03/10/05
社内恋愛禁止の歴史とセクハラ
高度成長期以降、どういう訳か(実はサラリーマン化が進んだせいでしょう)庶民にいたるまで武家の家庭道徳観が浸透してしまい、(離婚が減ったのはいいですが・・・)運転手の妻まで「夫を主人」と言い、運転手も妻をカカアと言わずに奥さんというようになりました。
こうなると、わが国原初以来連綿と続いてきた庶民のたくましい性の融通意識(和姦)が消滅してしまったばかりでなく、2号さんや妾になるのは不浄なことのようになってしまったのです。
明治以降の女性にだけに対する性道徳の厳格化が、風俗産業の繁盛に繋がったのですが、性道徳の完成が進んだ結果、風俗で遊ぶこともいけなくなったのですから、男女ともに窮屈な社会となりました。

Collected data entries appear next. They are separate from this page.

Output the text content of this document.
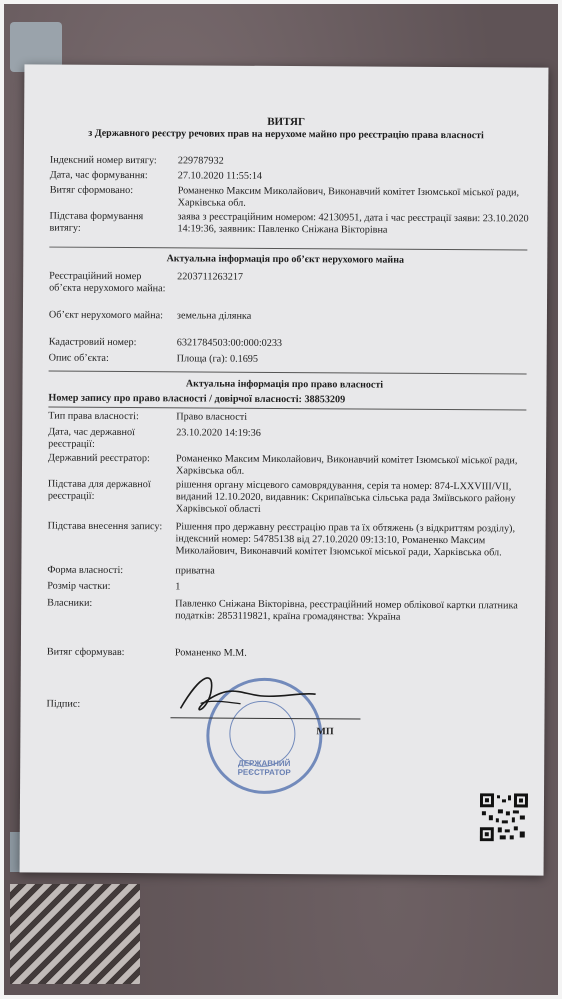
ВИТЯГ
з Державного реєстру речових прав на нерухоме майно про реєстрацію права власності
Індексний номер витягу:	229787932
Дата, час формування:	27.10.2020 11:55:14
Витяг сформовано:	Романенко Максим Миколайович, Виконавчий комітет Ізюмської міської ради, Харківська обл.
Підстава формування витягу:
заява з реєстраційним номером: 42130951, дата і час реєстрації заяви: 23.10.2020 14:19:36, заявник: Павленко Сніжана Вікторівна
Актуальна інформація про об’єкт нерухомого майна
Реєстраційний номер об’єкта нерухомого майна:
2203711263217
Об’єкт нерухомого майна:	земельна ділянка
Кадастровий номер:	6321784503:00:000:0233
Опис об’єкта:	Площа (га): 0.1695
Актуальна інформація про право власності
Номер запису про право власності / довірчої власності: 38853209
Тип права власності:	Право власності
Дата, час державної реєстрації:
23.10.2020 14:19:36
Державний реєстратор:	Романенко Максим Миколайович, Виконавчий комітет Ізюмської міської ради, Харківська обл.
Підстава для державної реєстрації:
рішення органу місцевого самоврядування, серія та номер: 874-LXXVIII/VII, виданий 12.10.2020, видавник: Скрипаївська сільська рада Зміївського району Харківської області
Підстава внесення запису:	Рішення про державну реєстрацію прав та їх обтяжень (з відкриттям розділу), індексний номер: 54785138 від 27.10.2020 09:13:10, Романенко Максим Миколайович, Виконавчий комітет Ізюмської міської ради, Харківська обл.
Форма власності:	приватна
Розмір частки:	1
Власники:	Павленко Сніжана Вікторівна, реєстраційний номер облікової картки платника податків: 2853119821, країна громадянства: Україна
Витяг сформував:	Романенко М.М.
Підпис:
ДЕРЖАВНИЙ РЕЄСТРАТОР
МП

こうしてみると中国輸入の「性の価値観」〔律令ではまったく無視されていたのですが)が朱子学とともに江戸の武家に輸入され、(俸禄の支給に困っていた徳川政権並びに各藩主としては、家の断絶の可能性のあるこの制度・思想は便利でした。)これがやっと1970年代に庶民レベルにまで定着したと言えるかも知れません。

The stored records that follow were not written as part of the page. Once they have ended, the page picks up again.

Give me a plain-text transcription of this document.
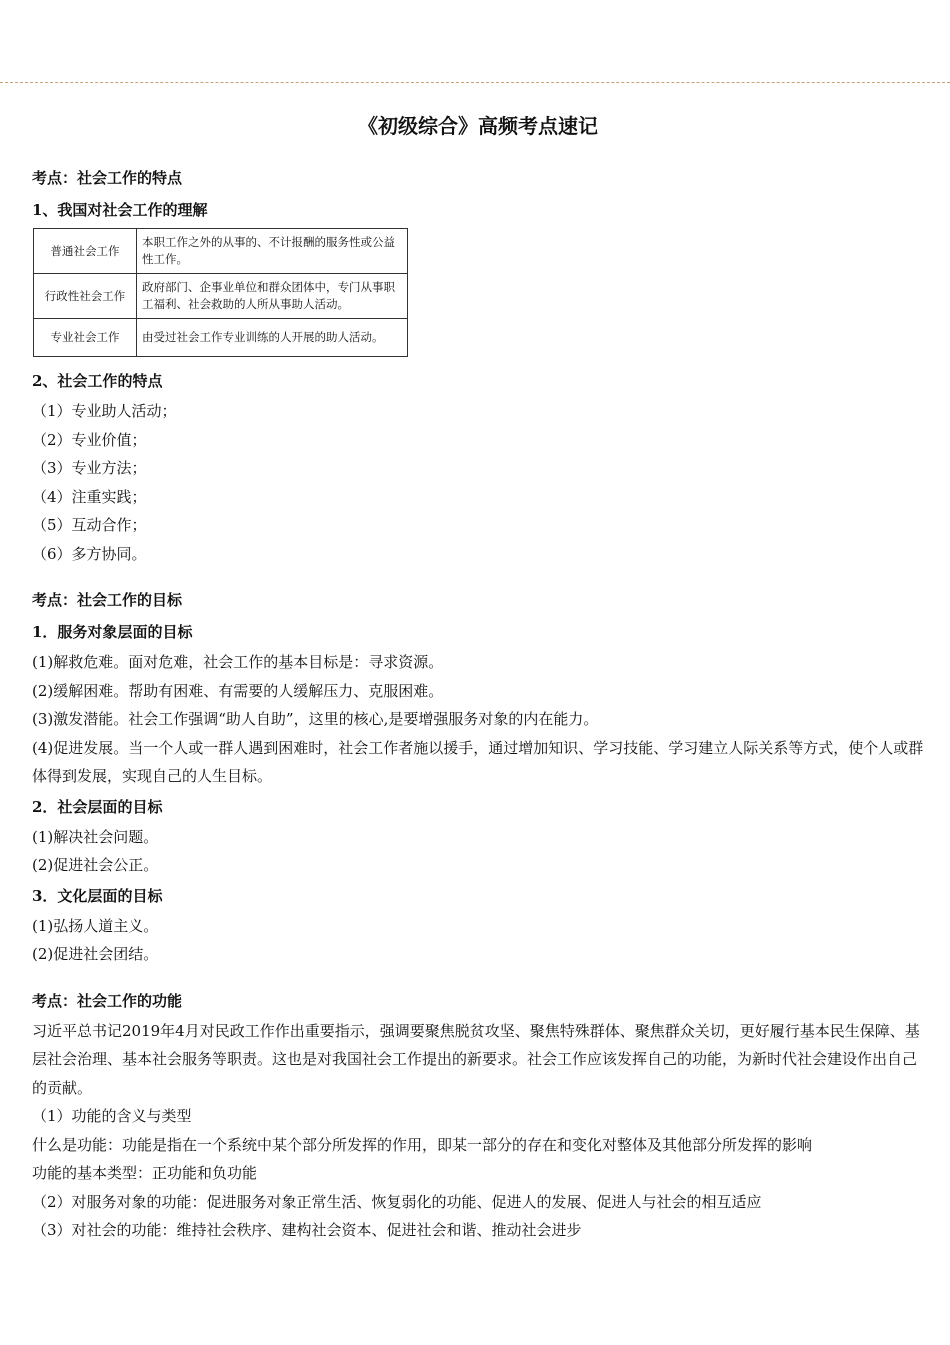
《初级综合》高频考点速记
考点：社会工作的特点
1、我国对社会工作的理解
普通社会工作	本职工作之外的从事的、不计报酬的服务性或公益性工作。
行政性社会工作	政府部门、企事业单位和群众团体中，专门从事职工福利、社会救助的人所从事助人活动。
专业社会工作	由受过社会工作专业训练的人开展的助人活动。
2、社会工作的特点
（1）专业助人活动；
（2）专业价值；
（3）专业方法；
（4）注重实践；
（5）互动合作；
（6）多方协同。
考点：社会工作的目标
1．服务对象层面的目标
(1)解救危难。面对危难，社会工作的基本目标是：寻求资源。
(2)缓解困难。帮助有困难、有需要的人缓解压力、克服困难。
(3)激发潜能。社会工作强调“助人自助”，这里的核心,是要增强服务对象的内在能力。
(4)促进发展。当一个人或一群人遇到困难时，社会工作者施以援手，通过增加知识、学习技能、学习建立人际关系等方式，使个人或群体得到发展，实现自己的人生目标。
2．社会层面的目标
(1)解决社会问题。
(2)促进社会公正。
3．文化层面的目标
(1)弘扬人道主义。
(2)促进社会团结。
考点：社会工作的功能
习近平总书记2019年4月对民政工作作出重要指示，强调要聚焦脱贫攻坚、聚焦特殊群体、聚焦群众关切，更好履行基本民生保障、基层社会治理、基本社会服务等职责。这也是对我国社会工作提出的新要求。社会工作应该发挥自己的功能，为新时代社会建设作出自己的贡献。
（1）功能的含义与类型
什么是功能：功能是指在一个系统中某个部分所发挥的作用，即某一部分的存在和变化对整体及其他部分所发挥的影响
功能的基本类型：正功能和负功能
（2）对服务对象的功能：促进服务对象正常生活、恢复弱化的功能、促进人的发展、促进人与社会的相互适应
（3）对社会的功能：维持社会秩序、建构社会资本、促进社会和谐、推动社会进步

また、明治以来政府が武士でない庶民にまで、武士意識を強要して来た成果が、(戸籍制度の定着とともに)戦後初めて完成したともいえるのです。
運転手も今では運転「士」と言うことは、10/18/03「教育改革21・・・・・個人の豊かな社会(税制の直接民主主義2)」のコラムでも紹介しました。
11/25/04「官名の濫用(運転「手」から運転「官」へ)官とは?1」以下でも書きました。
江戸時代以降性道徳が窮屈であったと言っても、武家(中国の価値観)でも、使用人に手をつけるのは「幸」せらると言って良かったのですから、現在の職場でのセクハラの歴史は、意外に根深いものと分るでしょう。
但し、武家の主人でも行儀見習にきている良家の娘に手をつけるのは許されませんでしたし、(これが今でも学校教師が生徒に手をつけるのが厳しく非難される歴史経過です。)ましていわんや、主人ではない中間管理職が手をつけるなどは論外でした。
天武朝ころの采女(ウネメ)に、役人が手を出すなどはまったく許されなかったことを、想起してもいいでしょう。
単に社内の風紀が乱れるから社内恋愛禁止のルールがあるのではなく、こうした歴史があるのです。
今の中間管理職が、武家の主人気取りで端女(はしため)ではない、ちゃんとした良家の娘又はよその奥さんに手を出すなどは、とんでもない歴史の思い違いというべきでしょう。
このように唯一許された主人と下女の関係の逆を行ったのが、「チャタレイ夫人の恋人」ではないでしょうか?